The 10 miles of four lanes were built in the median of State Route 91, the main freeway between Orange County and Riverside County. Roughly 270,000 cars travel the freeway every day, and the toll lanes offer a chance to save as much as an hour of commuting time at a cost of $5.50.
As traffic volume multiplied, however, the state realized one important limitation: There was a noncompete clause in the deal with California Private Transportation Co., the builder and owner of the toll road until 2030. That meant the public sector was prohibited from making any improvements in the corridor for 11/2 miles on either side of the road for the 30 miles from San Bernardino to Los Angeles County until 2030--a stretch of roadway where commuters were struggling with heavy traffic and around-the-clock congestion.
"There was almost a citizen revolt," says James Kenan, treasurer of the Orange County Transportation Authority, of the county's inability to improve the situation. Riverside County went to court to challenge the constitutionality of the set-up, and last year the state, in essence, forced the toll road owner to sell the road to OCTA. The authority paid $72.5 million in cash and assumed a taxable debt of $135 million. That debt had been financed at a rate of 7.83 percent, which the authority moved to refinance as quickly as it could, ratcheting the rate down to 4.43 percent.

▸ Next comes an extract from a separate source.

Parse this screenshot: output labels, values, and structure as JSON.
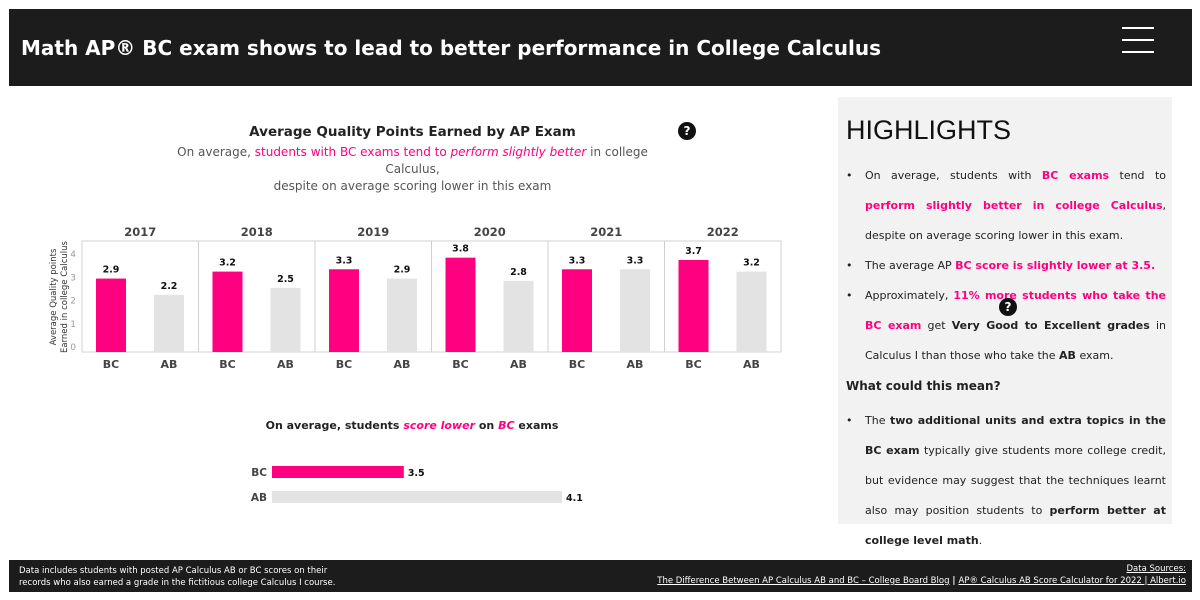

With the noncompete clause no longer a factor, improvements to the freeway can be made--as soon as the money becomes available.
ENERGY SAVER
Memphis Light Gas & WaterOne way for a city to reduce its electric bills is to conserve energy, but there's only so much a government can do to force its employees to turn down the lights and turn up the summer thermostat. Another approach is for a utility to offer a discount for prepayment of utility bills. Last year, the U.S. Internal Revenue Service made that tack more attractive by allowing tax-exempt financing of electricity prepayments. Memphis Light Gas & Water saw an opportunity and jumped on it.
The utility issued $1.5 billion in 15-year bonds to finance a prepayment to the Tennessee Valley Authority for electricity it had already contracted to receive. As a result, MLGW gets a discount on the power purchased via the prepayment transaction for the next 15 years. Savings are estimated at $225 million.